A criação de um imposto de 2% sobre a riqueza dos 0,2% mais ricos do Brasil seria suficiente para arrecadar R$ 41,9 bilhões por ano, segundo cálculo do Made/USP (Centro de Pesquisa em Macroeconomia das Desigualdades da Universidade de São Paulo) publicado nesta quarta-feira (22).
Esse valor seria suficiente para triplicar o orçamento do Ministério da Ciência e Tecnologia e aumentar em mais de dez vezes o orçamento do Ministério do Meio Ambiente e Mudanças Climáticas de 2023.
Também é equivalente a cerca de 25% do total gasto com o Bolsa Família em 2023, ano de investimento recorde no programa.
Incidindo sobre os 0,2% mais ricos do país, o imposto atingiria 267.460 mil pessoas no Brasil que têm riqueza declarada de mais de R$ 13 milhões e uma renda média mensal de R$ 218 mil, segundo a publicação do Made/USP.
“O perfil de riqueza desses 0,2%, é bem diferente do resto da população”, diz o economista Guilherme Klein, professor da Universidade de Leeds, no Reino Unido e pesquisador associado do Centro.
A grande maioria dos brasileiros que possuem alguma riqueza declarada (somente 27% da população) têm a maior parte disso acumulado em imóveis —em média, R$ 97 mil. “Em geral, são as casas onde as pessoas moram”, explica o economista.
Enquanto isso, a maior parte da riqueza dos 0,2% no topo é composta por ativos financeiros, diz o estudo. Ou seja, é composta por ações, fundos de investimentos, títulos de dívida, letras de crédito, etc.

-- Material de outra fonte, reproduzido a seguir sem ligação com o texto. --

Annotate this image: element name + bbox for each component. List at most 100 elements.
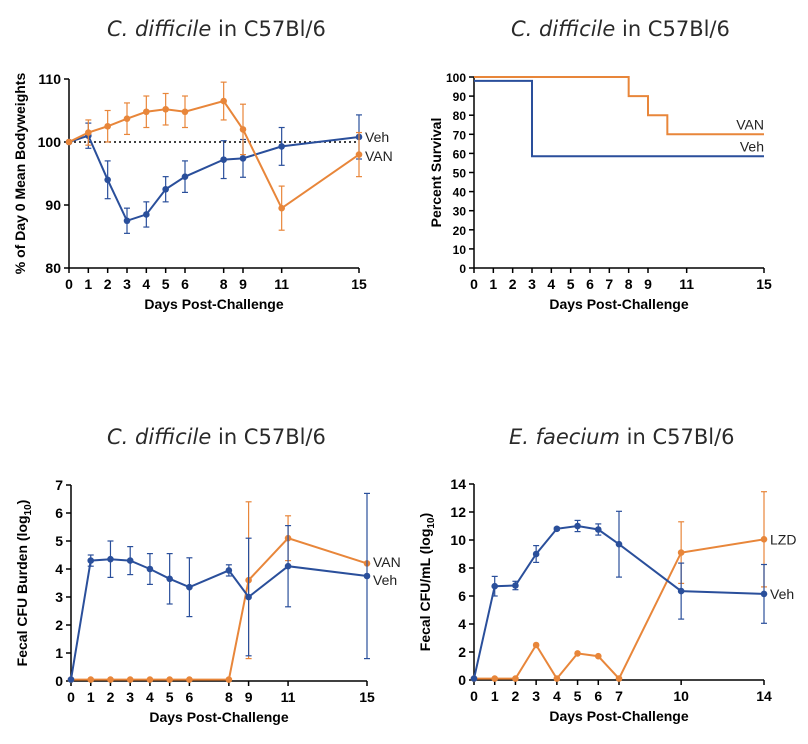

O estudo foi feito com base na proposta dos economistas franceses Thomas Piketty, Gabriel Zucman e Emmanuel Saez em seu relatório global de 2022 de criar um imposto global mínimo sobre a riqueza dos bilionários.
Também foi baseado no trabalho desses economistas que, neste ano, o Brasil liderou uma proposta no G20, grupo dos países mais ricos, de criar uma taxação global mínima de 2% sobre a riqueza dos bilionários.
A vantagem desse acordo internacional, segundo o economista francês Gabriel Zucman —convidado pelo Brasil a falar em uma reunião do G20 em Brasília nesta semana— é evitar que os super-ricos movimentem essa riqueza internacionalmente para fugir dos impostos.
A principal crítica normalmente feita a esse tipo de proposta de taxar super-ricos é a possibilidade de fuga de capital.
“Um acordo internacional diminui as chances de países ‘perderem’ residentes, porque vai haver um imposto mínimo global”, disse Zucman à BBC News Brasil em março.
A análise do Made leva em consideração que os ativos financeiros que compõem a riqueza dos 0,2% no topo são muito mais fáceis de movimentar.
“Os super-ricos podem facilmente mudar de local e movimentar suas riquezas, que são compostas por ativos financeiros e por essa natureza são mais móveis”, reconhece Klein.
“Inclusive é uma coisa que a gente mostra na pesquisa também. Por isso, é tão importante que haja uma articulação política global para tornar viável a proposta.”
Quanto às críticas de que esse nível de articulação seja muito ambicioso, Zucman defendeu a ideia de que um acordo global não é irrealista e poderia acontecer nos moldes da taxação mínima internacional sobre empresas multinacionais, iniciativa proposta pela Organização para a Cooperação e Desenvolvimento Econômico (OCDE) para reduzir o envio de lucros para paraísos fiscais e que foi aprovada em 2021 por 140 países.
“É possível ter um grande número de países, como aconteceu em 2021, quando 140 países concordaram com um imposto mínimo de 15% para multinacionais”, disse ele à BBC News Brasil.
“É possível criar esse imposto de uma forma que os ricos não poderiam evitá-lo se mudando. É muito importante entendermos que a competição tributária internacional não é uma lei da natureza. É uma escolha política. Podemos escolher tolerar isso ou não.”
A implementação global desse imposto mínimo, segundo ele, aconteceria de forma a complementar o que já se paga de imposto localmente.
Por exemplo, em um país onde os mais ricos já pagam o equivalente a 1% de imposto, essa taxação seria aumentada até atingir 2%.